According to Harvard Business Review, between 70% and 90% of acquisitions are failures.
The New York Fed said that economic activity had flattened in recent weeks, while Boston said that only half of retail and manufacturing contacts reported year-over-year revenue gains. So, with flat growth and a low unemployment rate, companies are struggling to find the employees to hire for organic growth, and are rushing even more quickly to mergers and acquisitions as a solution.
Mergers and Acquisitions (M&A) is a time-honored strategy to grow a business. Want to enter a new market or quickly add quality people to your firm? Simply buy or merge a company into your existing operations and cash in your bonus check. Within a few quarters, you can add valuable new expertise, multiply your resources, and reach entirely new market segments. Like any business growth strategy, M&A comes with risks. According to Harvard Business Review, between 70% and 90% of acquisitions are failures. A half-baked acquisition can create major operational headaches, damage your reputation, and can even kill your entire company.

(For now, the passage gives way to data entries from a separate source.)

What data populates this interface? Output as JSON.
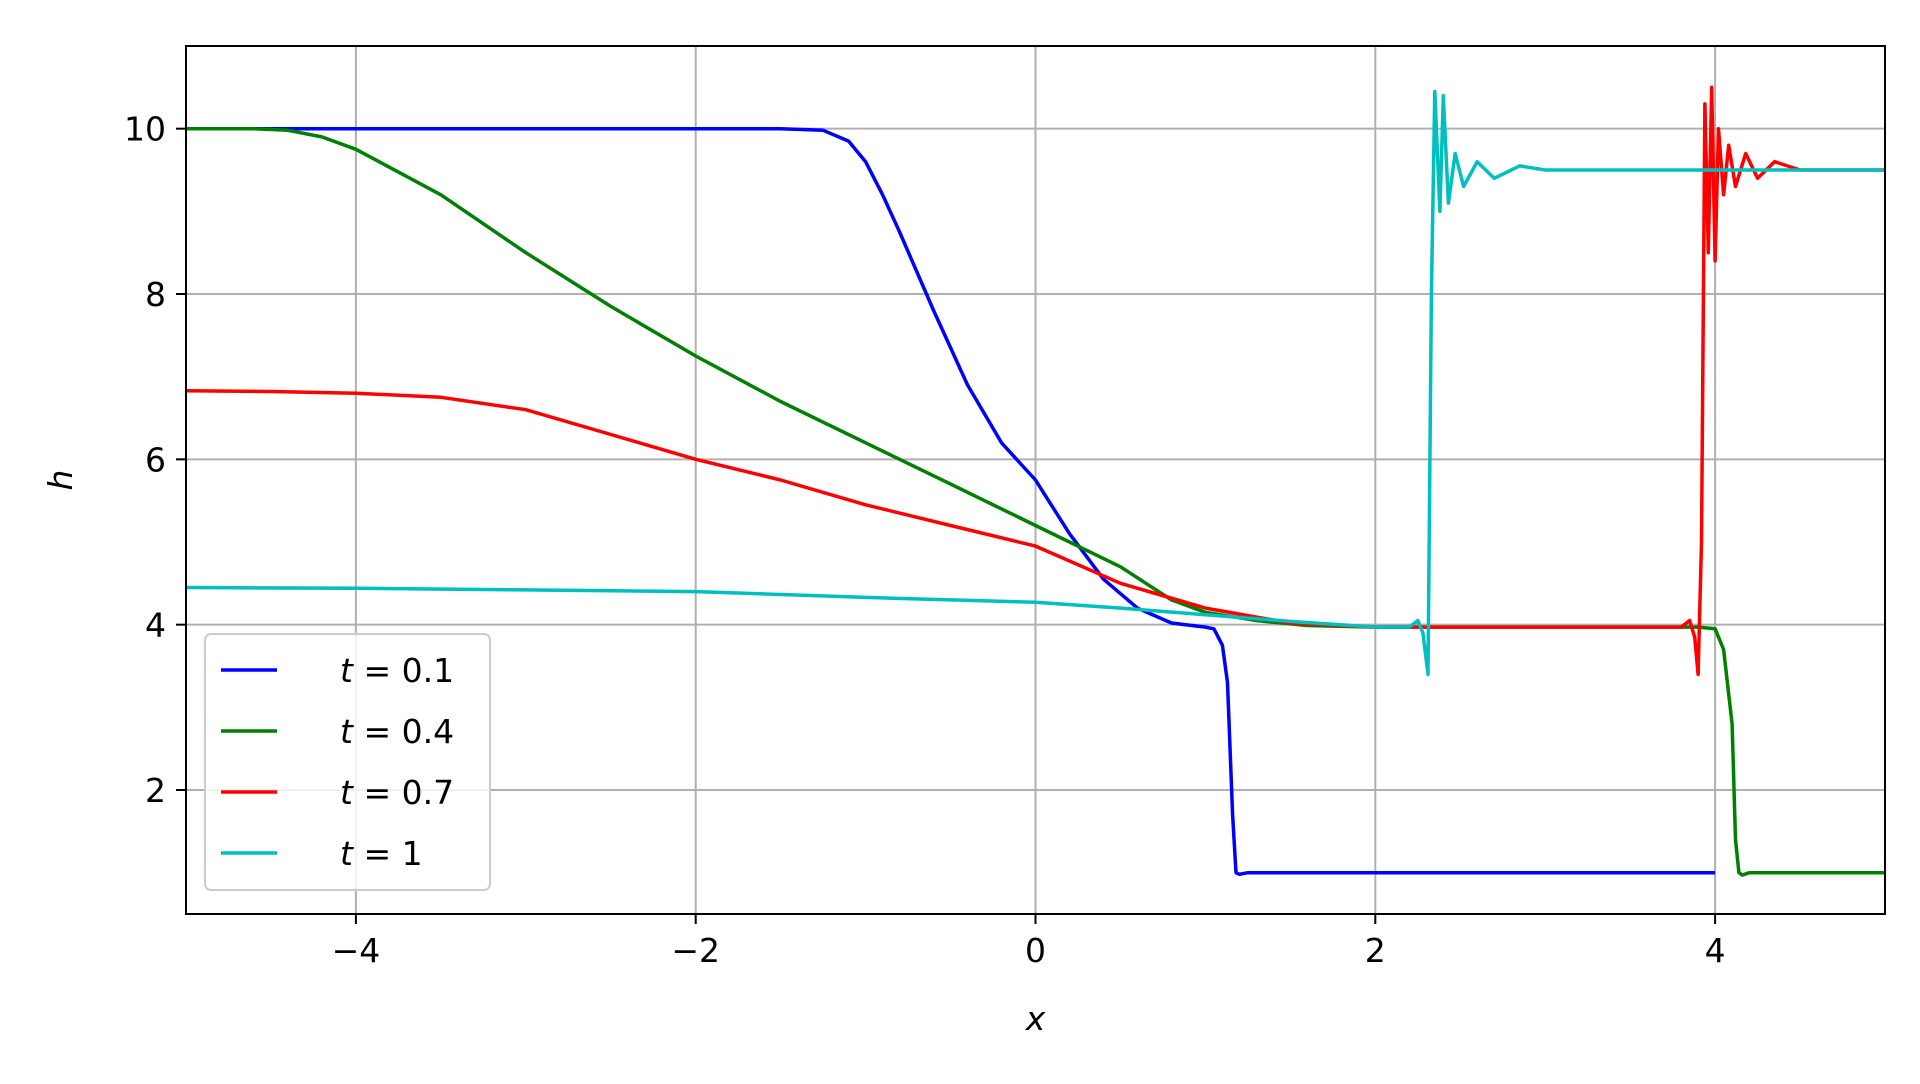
{
  "chart_data": {
    "type": "line",
    "xlabel": "x",
    "ylabel": "h",
    "xlim": [
      -5,
      5
    ],
    "ylim": [
      0.5,
      11
    ],
    "xticks": [
      -4,
      -2,
      0,
      2,
      4
    ],
    "xtick_labels": [
      "−4",
      "−2",
      "0",
      "2",
      "4"
    ],
    "yticks": [
      2,
      4,
      6,
      8,
      10
    ],
    "ytick_labels": [
      "2",
      "4",
      "6",
      "8",
      "10"
    ],
    "grid": true,
    "legend_placement": "lower-left",
    "series": [
      {
        "name": "t = 0.1",
        "legend_var": "t",
        "legend_value": "0.1",
        "color": "#0000ff",
        "points": [
          [
            -5,
            10
          ],
          [
            -2,
            10
          ],
          [
            -1.5,
            10
          ],
          [
            -1.25,
            9.98
          ],
          [
            -1.1,
            9.85
          ],
          [
            -1.0,
            9.6
          ],
          [
            -0.9,
            9.2
          ],
          [
            -0.8,
            8.75
          ],
          [
            -0.6,
            7.8
          ],
          [
            -0.4,
            6.9
          ],
          [
            -0.2,
            6.2
          ],
          [
            0,
            5.75
          ],
          [
            0.2,
            5.1
          ],
          [
            0.4,
            4.55
          ],
          [
            0.6,
            4.2
          ],
          [
            0.8,
            4.02
          ],
          [
            1.0,
            3.97
          ],
          [
            1.05,
            3.95
          ],
          [
            1.1,
            3.75
          ],
          [
            1.13,
            3.3
          ],
          [
            1.16,
            1.7
          ],
          [
            1.18,
            1.0
          ],
          [
            1.2,
            0.98
          ],
          [
            1.25,
            1.0
          ],
          [
            4.0,
            1.0
          ]
        ]
      },
      {
        "name": "t = 0.4",
        "legend_var": "t",
        "legend_value": "0.4",
        "color": "#008000",
        "points": [
          [
            -5,
            10
          ],
          [
            -4.6,
            10
          ],
          [
            -4.4,
            9.98
          ],
          [
            -4.2,
            9.9
          ],
          [
            -4.0,
            9.75
          ],
          [
            -3.5,
            9.2
          ],
          [
            -3.0,
            8.5
          ],
          [
            -2.5,
            7.85
          ],
          [
            -2.0,
            7.25
          ],
          [
            -1.5,
            6.7
          ],
          [
            -1.0,
            6.2
          ],
          [
            -0.5,
            5.7
          ],
          [
            0,
            5.2
          ],
          [
            0.5,
            4.7
          ],
          [
            0.8,
            4.3
          ],
          [
            1.0,
            4.15
          ],
          [
            1.3,
            4.05
          ],
          [
            1.6,
            3.99
          ],
          [
            2.0,
            3.97
          ],
          [
            3.9,
            3.97
          ],
          [
            4.0,
            3.95
          ],
          [
            4.05,
            3.7
          ],
          [
            4.1,
            2.8
          ],
          [
            4.12,
            1.4
          ],
          [
            4.14,
            1.0
          ],
          [
            4.16,
            0.97
          ],
          [
            4.2,
            1.0
          ],
          [
            5,
            1.0
          ]
        ]
      },
      {
        "name": "t = 0.7",
        "legend_var": "t",
        "legend_value": "0.7",
        "color": "#ff0000",
        "points": [
          [
            -5,
            6.83
          ],
          [
            -4.5,
            6.82
          ],
          [
            -4.0,
            6.8
          ],
          [
            -3.5,
            6.75
          ],
          [
            -3.0,
            6.6
          ],
          [
            -2.5,
            6.3
          ],
          [
            -2.0,
            6.0
          ],
          [
            -1.5,
            5.75
          ],
          [
            -1.0,
            5.45
          ],
          [
            -0.5,
            5.2
          ],
          [
            0,
            4.95
          ],
          [
            0.5,
            4.5
          ],
          [
            1.0,
            4.2
          ],
          [
            1.5,
            4.02
          ],
          [
            2.0,
            3.97
          ],
          [
            3.8,
            3.97
          ],
          [
            3.85,
            4.05
          ],
          [
            3.88,
            3.85
          ],
          [
            3.9,
            3.4
          ],
          [
            3.92,
            5.0
          ],
          [
            3.94,
            10.3
          ],
          [
            3.96,
            8.5
          ],
          [
            3.98,
            10.5
          ],
          [
            4.0,
            8.4
          ],
          [
            4.02,
            10.0
          ],
          [
            4.05,
            9.2
          ],
          [
            4.08,
            9.8
          ],
          [
            4.12,
            9.3
          ],
          [
            4.18,
            9.7
          ],
          [
            4.25,
            9.4
          ],
          [
            4.35,
            9.6
          ],
          [
            4.5,
            9.5
          ],
          [
            5,
            9.5
          ]
        ]
      },
      {
        "name": "t = 1",
        "legend_var": "t",
        "legend_value": "1",
        "color": "#00bfbf",
        "points": [
          [
            -5,
            4.45
          ],
          [
            -4,
            4.44
          ],
          [
            -3,
            4.42
          ],
          [
            -2,
            4.4
          ],
          [
            -1,
            4.33
          ],
          [
            0,
            4.27
          ],
          [
            0.5,
            4.2
          ],
          [
            1.0,
            4.12
          ],
          [
            1.5,
            4.04
          ],
          [
            2.0,
            3.97
          ],
          [
            2.2,
            3.97
          ],
          [
            2.25,
            4.05
          ],
          [
            2.28,
            3.9
          ],
          [
            2.31,
            3.4
          ],
          [
            2.33,
            8.0
          ],
          [
            2.35,
            10.45
          ],
          [
            2.38,
            9.0
          ],
          [
            2.4,
            10.4
          ],
          [
            2.43,
            9.1
          ],
          [
            2.47,
            9.7
          ],
          [
            2.52,
            9.3
          ],
          [
            2.6,
            9.6
          ],
          [
            2.7,
            9.4
          ],
          [
            2.85,
            9.55
          ],
          [
            3.0,
            9.5
          ],
          [
            5,
            9.5
          ]
        ]
      }
    ]
  }
}
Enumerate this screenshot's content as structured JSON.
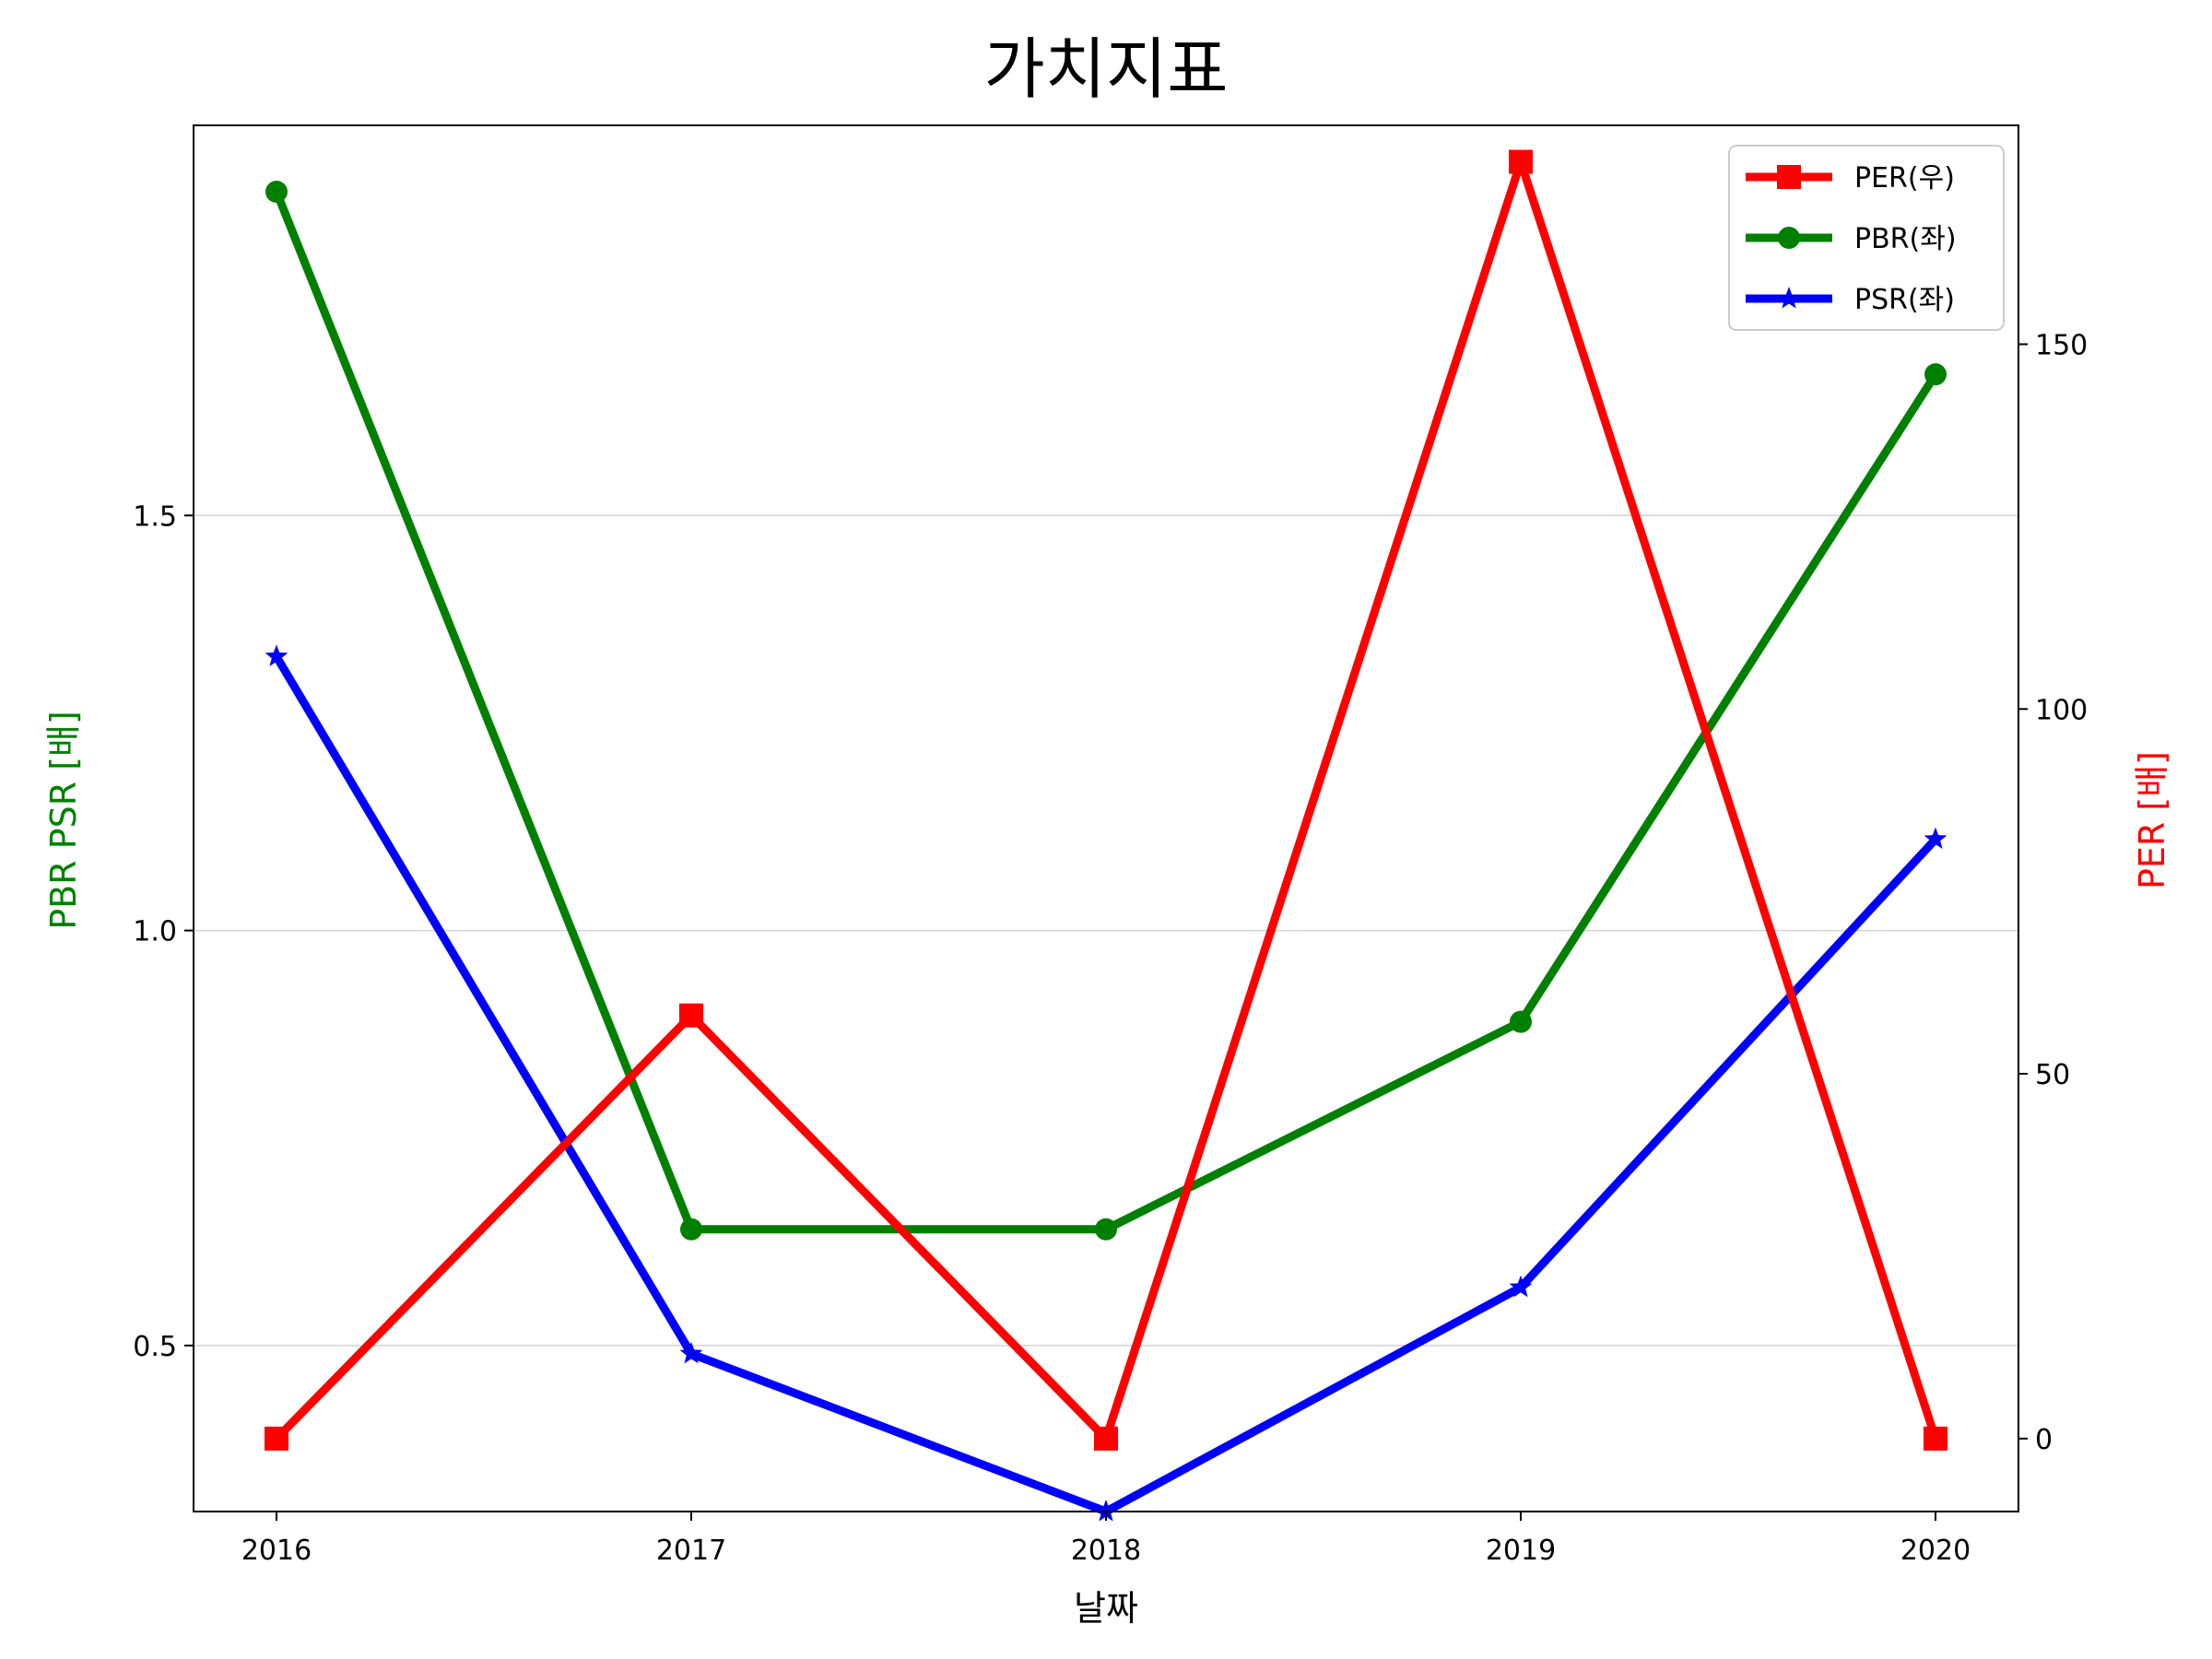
{
  "chart_data": {
    "type": "line",
    "title": "가치지표",
    "xlabel": "날짜",
    "ylabel_left": "PBR PSR [배]",
    "ylabel_right": "PER [배]",
    "x": [
      "2016",
      "2017",
      "2018",
      "2019",
      "2020"
    ],
    "ylim_left": [
      0.3,
      1.97
    ],
    "ylim_right": [
      -10,
      180
    ],
    "yticks_left": [
      "0.5",
      "1.0",
      "1.5"
    ],
    "yticks_right": [
      "0",
      "50",
      "100",
      "150"
    ],
    "grid": "horizontal (left axis)",
    "legend_placement": "top-right",
    "series": [
      {
        "name": "PER(우)",
        "axis": "right",
        "color": "#ff0000",
        "marker": "square",
        "values": [
          0,
          58,
          0,
          175,
          0
        ]
      },
      {
        "name": "PBR(좌)",
        "axis": "left",
        "color": "#008000",
        "marker": "circle",
        "values": [
          1.89,
          0.64,
          0.64,
          0.89,
          1.67
        ]
      },
      {
        "name": "PSR(좌)",
        "axis": "left",
        "color": "#0000ff",
        "marker": "star",
        "values": [
          1.33,
          0.49,
          0.3,
          0.57,
          1.11
        ]
      }
    ]
  }
}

Many studies point to the high rate of M&A failure as resulting from one or a combination of 3 factors:
- Cultures do not align – The result is often distrust, hard feelings, and failed execution.
- Too large of a brand shift – The result is a dilution of original, strong brand identity.
- Differing Strategies – The result is that you end up sacrificing non-core services or a wide swath of industries that you choose not to serve.
What is most interesting to me is that none of the above factors are financial, yet most companies’ M&A decision inputs look at financial models only. Company executives get blinded by revenue projections and new market ROI’s, and fail to evaluate non-financial factors, which can really turn a merger or acquisition into a lemon.
If you are serious about a M&A growth strategy, then please get a handle on the non-financial factors and impacts during your due diligence, and don’t be afraid to walk away if it is not a right fit.